This problem is similar to the arithmetic-geometric mean. Denote by $\ell(a_0,a_1)$ the limit of the sequence $a_0, a_1, \dotsc$. Then, $\ell(a_0,a_1) = \ell(a_1,a_2)$. We also have that $\ell(r a_0, r a_1) = r \ell(a_0,a_1)$. Then if we define $\ell(x) = \ell(1,x)$ we obtain the following functional equation: \begin{equation} \ell(x) = x \; \ell \left(\frac {1+x^2}{x (1+x)}\right). \end{equation} This only works if $a_0 \neq 0$, but the case $a_0=0$ is very simple.

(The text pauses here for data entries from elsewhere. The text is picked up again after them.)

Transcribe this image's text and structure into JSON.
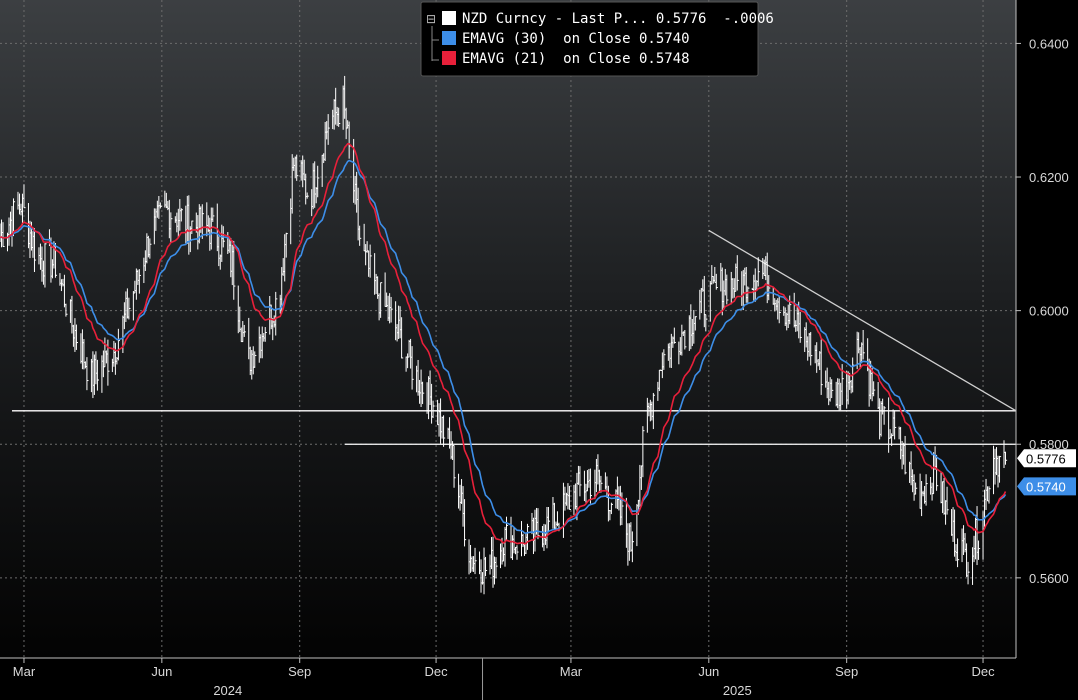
{
  "chart_data": {
    "type": "line",
    "title": "",
    "background": "#000000",
    "ylim": [
      0.548,
      0.6465
    ],
    "y_ticks": [
      "0.6400",
      "0.6200",
      "0.6000",
      "0.5800",
      "0.5600"
    ],
    "y_tick_values": [
      0.64,
      0.62,
      0.6,
      0.58,
      0.56
    ],
    "x_tick_labels": [
      "Mar",
      "Jun",
      "Sep",
      "Dec",
      "Mar",
      "Jun",
      "Sep",
      "Dec"
    ],
    "x_tick_dates": [
      "2024-03-01",
      "2024-06-01",
      "2024-09-01",
      "2024-12-01",
      "2025-03-01",
      "2025-06-01",
      "2025-09-01",
      "2025-12-01"
    ],
    "x_year_labels": [
      {
        "label": "2024",
        "date": "2024-07-15"
      },
      {
        "label": "2025",
        "date": "2025-06-20"
      }
    ],
    "x_range": [
      "2024-02-14",
      "2025-12-23"
    ],
    "legend": {
      "collapse_glyph": "⊟",
      "entries": [
        {
          "label": "NZD Curncy - Last P... 0.5776  -.0006",
          "color": "#ffffff"
        },
        {
          "label": "EMAVG (30)  on Close 0.5740",
          "color": "#3d8ee8"
        },
        {
          "label": "EMAVG (21)  on Close 0.5748",
          "color": "#e8203a"
        }
      ]
    },
    "last_value_tags": [
      {
        "label": "0.5776",
        "value": 0.5776,
        "bg": "#ffffff",
        "fg": "#000000"
      },
      {
        "label": "0.5740",
        "value": 0.574,
        "bg": "#3d8ee8",
        "fg": "#ffffff"
      }
    ],
    "annotations": {
      "horizontal_lines": [
        {
          "y": 0.585,
          "from": "2024-02-22",
          "to": "2025-12-23"
        },
        {
          "y": 0.58,
          "from": "2024-10-01",
          "to": "2025-12-23"
        }
      ],
      "trendline": {
        "from": [
          "2025-06-01",
          0.612
        ],
        "to": [
          "2025-12-23",
          0.585
        ]
      }
    },
    "price_path": [
      [
        "2024-02-14",
        0.611
      ],
      [
        "2024-02-28",
        0.616
      ],
      [
        "2024-03-10",
        0.608
      ],
      [
        "2024-03-22",
        0.607
      ],
      [
        "2024-04-02",
        0.598
      ],
      [
        "2024-04-15",
        0.59
      ],
      [
        "2024-04-30",
        0.594
      ],
      [
        "2024-05-15",
        0.604
      ],
      [
        "2024-05-25",
        0.612
      ],
      [
        "2024-06-05",
        0.615
      ],
      [
        "2024-06-20",
        0.613
      ],
      [
        "2024-07-05",
        0.612
      ],
      [
        "2024-07-18",
        0.607
      ],
      [
        "2024-07-28",
        0.592
      ],
      [
        "2024-08-05",
        0.596
      ],
      [
        "2024-08-18",
        0.602
      ],
      [
        "2024-08-28",
        0.622
      ],
      [
        "2024-09-08",
        0.617
      ],
      [
        "2024-09-20",
        0.628
      ],
      [
        "2024-09-30",
        0.631
      ],
      [
        "2024-10-12",
        0.609
      ],
      [
        "2024-10-24",
        0.602
      ],
      [
        "2024-11-05",
        0.597
      ],
      [
        "2024-11-18",
        0.59
      ],
      [
        "2024-11-30",
        0.586
      ],
      [
        "2024-12-12",
        0.578
      ],
      [
        "2024-12-24",
        0.563
      ],
      [
        "2025-01-05",
        0.561
      ],
      [
        "2025-01-16",
        0.566
      ],
      [
        "2025-01-28",
        0.565
      ],
      [
        "2025-02-08",
        0.567
      ],
      [
        "2025-02-20",
        0.569
      ],
      [
        "2025-03-05",
        0.573
      ],
      [
        "2025-03-18",
        0.575
      ],
      [
        "2025-04-02",
        0.57
      ],
      [
        "2025-04-10",
        0.565
      ],
      [
        "2025-04-20",
        0.583
      ],
      [
        "2025-05-01",
        0.593
      ],
      [
        "2025-05-15",
        0.597
      ],
      [
        "2025-05-28",
        0.601
      ],
      [
        "2025-06-10",
        0.604
      ],
      [
        "2025-06-22",
        0.604
      ],
      [
        "2025-07-05",
        0.606
      ],
      [
        "2025-07-15",
        0.603
      ],
      [
        "2025-07-28",
        0.598
      ],
      [
        "2025-08-10",
        0.594
      ],
      [
        "2025-08-22",
        0.587
      ],
      [
        "2025-09-01",
        0.589
      ],
      [
        "2025-09-10",
        0.596
      ],
      [
        "2025-09-22",
        0.584
      ],
      [
        "2025-10-05",
        0.581
      ],
      [
        "2025-10-18",
        0.572
      ],
      [
        "2025-10-30",
        0.576
      ],
      [
        "2025-11-10",
        0.567
      ],
      [
        "2025-11-20",
        0.563
      ],
      [
        "2025-11-28",
        0.567
      ],
      [
        "2025-12-08",
        0.578
      ],
      [
        "2025-12-16",
        0.5776
      ]
    ]
  }
}
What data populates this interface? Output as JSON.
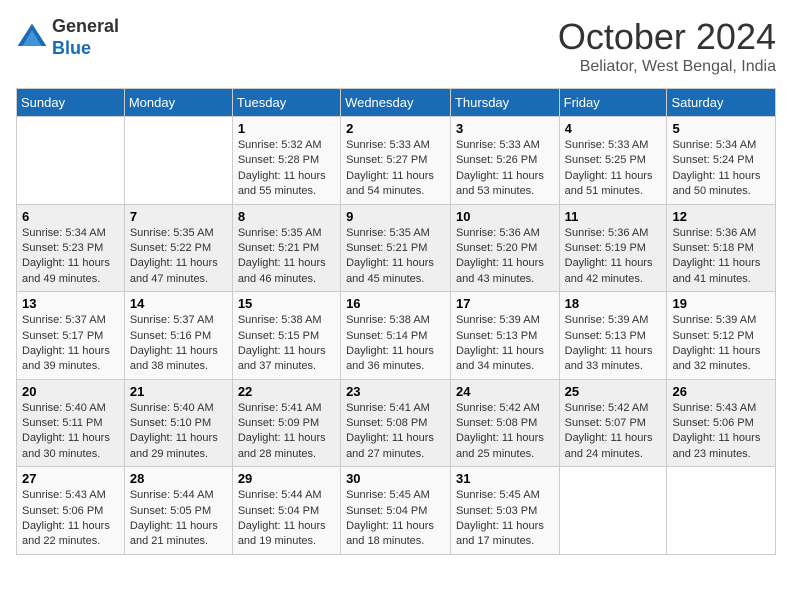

We define $g(x) = \tfrac {1+x^2}{x(1+x)} = 1 + \tfrac 1 x - \tfrac 2 {1+x}$. Then the functional equation becomes $\ell(x) = x \ell(g(x))$

Now we can study the singularities of $\ell$. First of all, $\ell(0) = 1$ because in that case we can take the sequence $a_0, a_1=0$ and then the rest of the terms are equal to $a_0$. Similarly we have $\ell(1)=1$. Setting $x = \epsilon$ and $x = -1+\epsilon$ we learn that \begin{equation} \ell(\epsilon^{-1}) \sim_{\epsilon \to 0} \epsilon^{-1}, \qquad \ell(-1+\epsilon) \sim_{\epsilon \to 0} 2 \epsilon^{-1}. \end{equation}

Usually such problems are solved by finding a differential equation and solving it, but I haven't managed to find such a differential equation yet.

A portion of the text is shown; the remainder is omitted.